6.修復コストは5万円以内でも高くて躊躇する。
7.仕方ないのでガマンして乗る。
8.やがて深刻なトラブルが発生する。
9.修理のおカネがないので手放すことになる。
10.ミニは壊れる!と周りに吹聴する。
11.そのミニが再び格安で市場に流通する。
12.1に戻りループする。

このサイクルを繰り返していくうちに、ミニは壊れやすくとんでもないクルマだというレッテルが貼られる…というのだとミニ専門ショップのスタッフは一様に嘆く。
しかし、だとしても、だ。
40年という長い生産年月で(とはいっても80年代以前のものは少ないけれど)コレほど多くのタマ数が出回っていて、手に入れやすい価格だからこそ、こんなに人気モノなんだとも言える。
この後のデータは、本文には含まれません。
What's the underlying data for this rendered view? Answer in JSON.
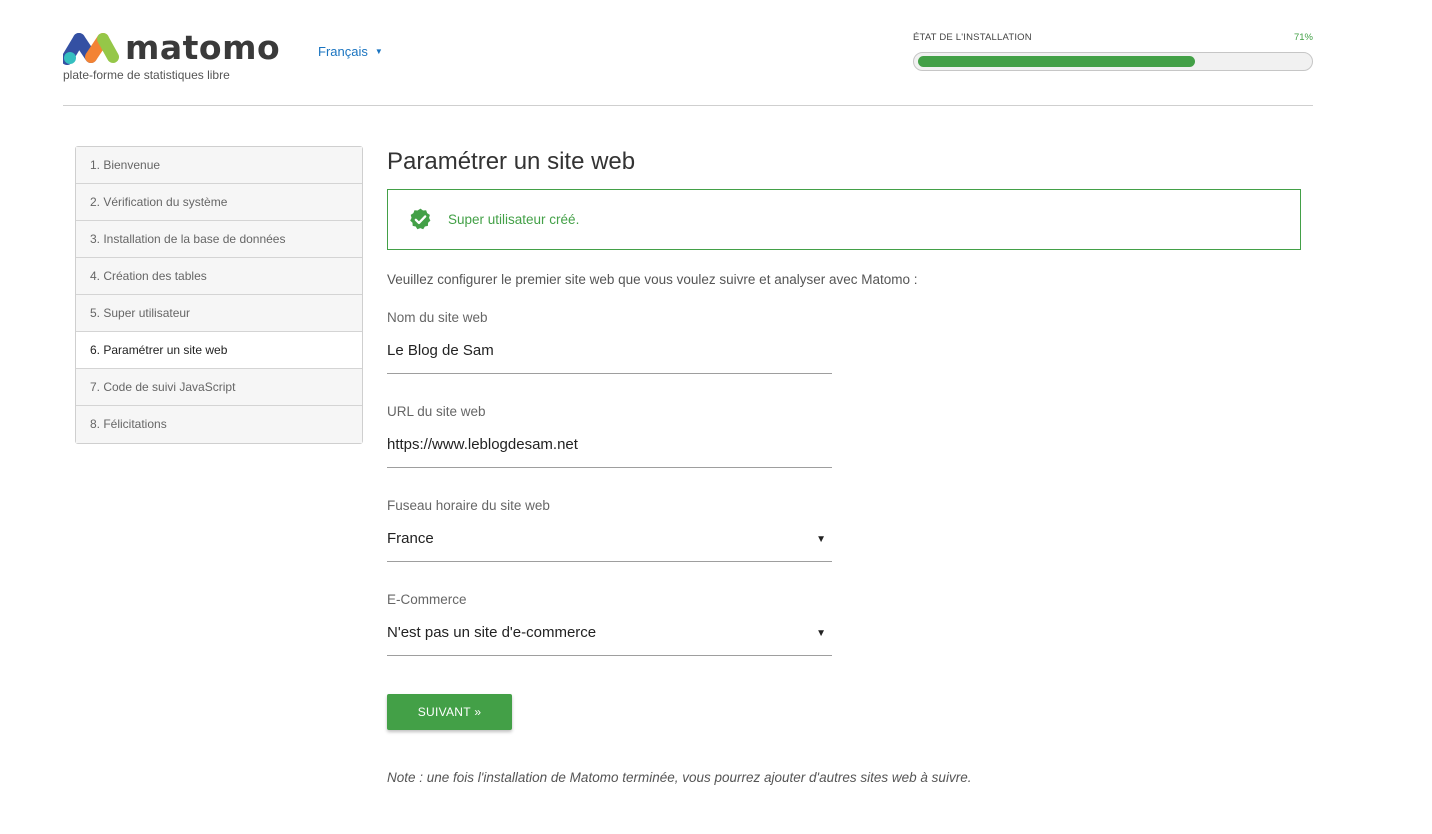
{
  "brand": {
    "name": "matomo",
    "tagline": "plate-forme de statistiques libre",
    "colors": {
      "blue": "#3450a3",
      "green": "#95c748",
      "orange": "#f38334",
      "teal": "#35bfc0"
    }
  },
  "language": {
    "selected": "Français"
  },
  "install_progress": {
    "label": "ÉTAT DE L'INSTALLATION",
    "percent_text": "71%",
    "percent": 71
  },
  "steps": [
    {
      "label": "1. Bienvenue"
    },
    {
      "label": "2. Vérification du système"
    },
    {
      "label": "3. Installation de la base de données"
    },
    {
      "label": "4. Création des tables"
    },
    {
      "label": "5. Super utilisateur"
    },
    {
      "label": "6. Paramétrer un site web",
      "active": true
    },
    {
      "label": "7. Code de suivi JavaScript"
    },
    {
      "label": "8. Félicitations"
    }
  ],
  "main": {
    "title": "Paramétrer un site web",
    "notification": {
      "icon": "check-badge-icon",
      "message": "Super utilisateur créé."
    },
    "intro": "Veuillez configurer le premier site web que vous voulez suivre et analyser avec Matomo :",
    "fields": {
      "site_name": {
        "label": "Nom du site web",
        "value": "Le Blog de Sam"
      },
      "site_url": {
        "label": "URL du site web",
        "value": "https://www.leblogdesam.net"
      },
      "timezone": {
        "label": "Fuseau horaire du site web",
        "value": "France"
      },
      "ecommerce": {
        "label": "E-Commerce",
        "value": "N'est pas un site d'e-commerce"
      }
    },
    "next_button": "SUIVANT »",
    "note": "Note : une fois l'installation de Matomo terminée, vous pourrez ajouter d'autres sites web à suivre."
  },
  "accent_color": "#43a047"
}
この『ミニは壊れるスパイラル』から抜け出た強者たちが、長い大先輩オーナーとして君臨しているんだよな。
ワシ、そこまでたどり着けるのだろうか‥‥。

2 thoughts on “クラシックミニ専門店に内在するホンネの嘆き”

  1. 毎日記事を楽しく拝見させています。
    自分の事になりますが、私とショップ双方が納得いくまで修理してもやはり古い車は壊れます。
    まあ壊れるたびに、知識が増えていって対処能力がアップしていくので少し嬉しいという変人ですが・・
    おそらくミニに限らず古い車のオーナーは、工具や予備の部品をある程度積んで走っていると思います。
    お店の人に聞けばそういった物を揃えてくれます。
    それにミニは素人でもなんとか出来る範囲が多いですから、そこが男心をくすぐるのだと思いますよ!

    1. 大阪のMk-1オタクさん

      ご無沙汰です。
      いつもご笑覧ありがとうございます。

      たしかに、小さなトラブルに遭遇するたびに
      ノウハウが集まります。
      いまやクルマに関する知識は
      ワシの人生史上最高レベルだと思います。